CQC survey reports deteriorating experiences of NHS community mental health services
Health / Mon 31st Oct 2022 am31 09:55am
THE Care Quality Commission (CQC) has published its annual survey of people’s experiences of NHS community mental health services. This year’s survey includes responses from 13,418 people who received treatment for a mental health condition in England between September and November 2021, using NHS community mental health services.
The survey results show people’s experiences remain poor, areas that returned poor results historically have not improved and some have declined further. Access to care has deteriorated; less people are saying they have seen NHS community mental health service services enough to meet their needs and many people have not been told who is in charge of organising their care and services.
Consistent with 2021 results, findings this year showed that people who received their care via telephone, younger people (aged 18-35) and those with more challenging and severe non-psychotic disorders were less likely to report positive experiences. Additionally, CQC analysed 13 questions of key improvement areas, reported on between 2018 to 2022, and found eight showed their lowest result to date with seven moving in a downward trend over the last five years.
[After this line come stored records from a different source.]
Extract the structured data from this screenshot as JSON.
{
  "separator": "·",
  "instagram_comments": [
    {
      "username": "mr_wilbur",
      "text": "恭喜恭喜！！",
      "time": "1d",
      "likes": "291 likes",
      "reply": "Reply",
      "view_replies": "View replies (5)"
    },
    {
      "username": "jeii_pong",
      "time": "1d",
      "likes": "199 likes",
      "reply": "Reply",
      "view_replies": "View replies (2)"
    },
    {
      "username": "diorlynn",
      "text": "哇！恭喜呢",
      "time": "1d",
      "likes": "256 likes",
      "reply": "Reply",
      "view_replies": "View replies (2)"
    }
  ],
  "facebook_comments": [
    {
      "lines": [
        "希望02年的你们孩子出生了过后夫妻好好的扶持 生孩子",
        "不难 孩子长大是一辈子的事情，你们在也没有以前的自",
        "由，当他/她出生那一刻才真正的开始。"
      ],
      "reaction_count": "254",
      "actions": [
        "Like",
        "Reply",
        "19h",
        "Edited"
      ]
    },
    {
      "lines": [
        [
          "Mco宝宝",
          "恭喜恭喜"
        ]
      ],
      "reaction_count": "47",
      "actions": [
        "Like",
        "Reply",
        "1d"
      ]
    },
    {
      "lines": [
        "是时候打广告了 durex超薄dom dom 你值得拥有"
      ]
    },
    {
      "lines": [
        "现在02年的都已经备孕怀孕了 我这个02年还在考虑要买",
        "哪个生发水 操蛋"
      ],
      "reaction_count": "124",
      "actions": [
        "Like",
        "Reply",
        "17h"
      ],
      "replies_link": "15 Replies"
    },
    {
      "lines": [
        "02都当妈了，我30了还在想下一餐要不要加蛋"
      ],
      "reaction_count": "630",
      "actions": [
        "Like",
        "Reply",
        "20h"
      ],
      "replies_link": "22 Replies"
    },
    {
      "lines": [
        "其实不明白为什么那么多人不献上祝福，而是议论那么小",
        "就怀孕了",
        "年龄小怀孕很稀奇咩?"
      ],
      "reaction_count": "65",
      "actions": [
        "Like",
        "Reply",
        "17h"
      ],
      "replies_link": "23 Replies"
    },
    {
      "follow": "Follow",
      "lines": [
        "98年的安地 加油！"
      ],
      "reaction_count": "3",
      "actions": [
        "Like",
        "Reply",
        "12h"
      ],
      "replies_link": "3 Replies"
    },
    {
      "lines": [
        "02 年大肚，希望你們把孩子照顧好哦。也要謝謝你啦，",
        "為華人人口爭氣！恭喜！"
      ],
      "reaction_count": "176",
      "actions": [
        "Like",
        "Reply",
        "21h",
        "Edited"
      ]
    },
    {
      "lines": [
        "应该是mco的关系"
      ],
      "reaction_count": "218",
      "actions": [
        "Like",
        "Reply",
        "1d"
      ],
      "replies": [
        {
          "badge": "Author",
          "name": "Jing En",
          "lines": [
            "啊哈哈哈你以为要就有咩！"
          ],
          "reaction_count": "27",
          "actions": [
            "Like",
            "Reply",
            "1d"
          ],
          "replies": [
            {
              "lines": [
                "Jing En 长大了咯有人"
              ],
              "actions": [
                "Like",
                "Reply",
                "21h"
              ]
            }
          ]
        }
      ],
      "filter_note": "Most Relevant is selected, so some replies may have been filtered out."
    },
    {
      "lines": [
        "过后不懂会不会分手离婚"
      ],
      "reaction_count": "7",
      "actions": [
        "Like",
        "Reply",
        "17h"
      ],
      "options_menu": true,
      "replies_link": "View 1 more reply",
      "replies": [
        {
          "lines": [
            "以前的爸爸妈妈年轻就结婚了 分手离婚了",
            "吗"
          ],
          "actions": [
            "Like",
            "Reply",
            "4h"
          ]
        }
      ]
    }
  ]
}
However, some of the results show signs of improvement in areas, such as NHS talking therapies received as part of a wider package of care and when people had their care reviewed, they felt included in the decisions made about their care.
The findings include:
Four in ten (40%) reported not having their care reviewed with NHS mental health services in 12 months
More than a fifth (22%) of people did not get the help they needed from crisis care services
Over a quarter of people (28%) would not know who to contact out of office hours in the NHS if they had a crisis, an increase of 2% since 2021
Almost a third of people (31%) had not been told who is in charge of their care, an increase of three percentage points since 2021
40% of people had ‘definitely’ been seen by an NHS mental health service often enough for their needs, in the past 12 months
88% of people who knew who managed their care, said that this person organised their care ‘very well’ or ‘quite well’.
The survey results have been released for providers to review the experiences of people who use their services and to make improvements where needed. CQC will continue to use the findings as part of its wider monitoring of the quality of mental healthcare in England.
Chris Dzikiti, Director of Mental Health at CQC said;
“It is hugely concerning that we have seen year on year deterioration in people’s experiences of NHS community mental health services. We have seen how services can adapt rapidly to deal with extreme pressure, but, sadly these are only likely to increase, with typical seasonal pressures amplified by COVID-19 and a cost-of-living crisis that could impact on people’s mental health.
“Poor access to services risks people reaching crisis point, leading to being admitted to environments that don’t support their recovery and risk their mental health deteriorating.
“Longstanding issues need urgent action and innovative planning for the future, and better integration with other supporting services and systems – to ensure people get the right care at the right time. We know staff are doing all they can to provide good care and it is encouraging to see some improvements being made, however, we need to address these issues urgently to ensure people get the support they need.”
No surprise to hear "that people who received their care via telephone, younger people (aged 18-35) and those with more challenging and severe non-psychotic disorders were less likely to report positive experiences." People with mental health problems are less well equipped to make effective complaints. My experience of the Derwent Centre was not satisfactory with constantly changing psychiatrists. I even had one who sat there filing his nails while I was pouring out my troubles. Years later I discovered he had written a load of nonsense in my medical records due to either a lack of attention or possibly spite due to me telling him "are you listening to me mate". Sad to say I got the help I needed in the private sector. A wonderful CBT psychotherapist named Manjit Jessy treated me for PTSD.
Mental health issues are now the number one killer of women in the UK! It's time the politics and the stupid tit for tat, together with pointless reorganizations, PFI debts and ridiculous caps on Medicine and Nurse training were properly dealt with by a Royal Commission. I think people in this Country are fed up with it, and just want the World Class Health Service they are constantly promised!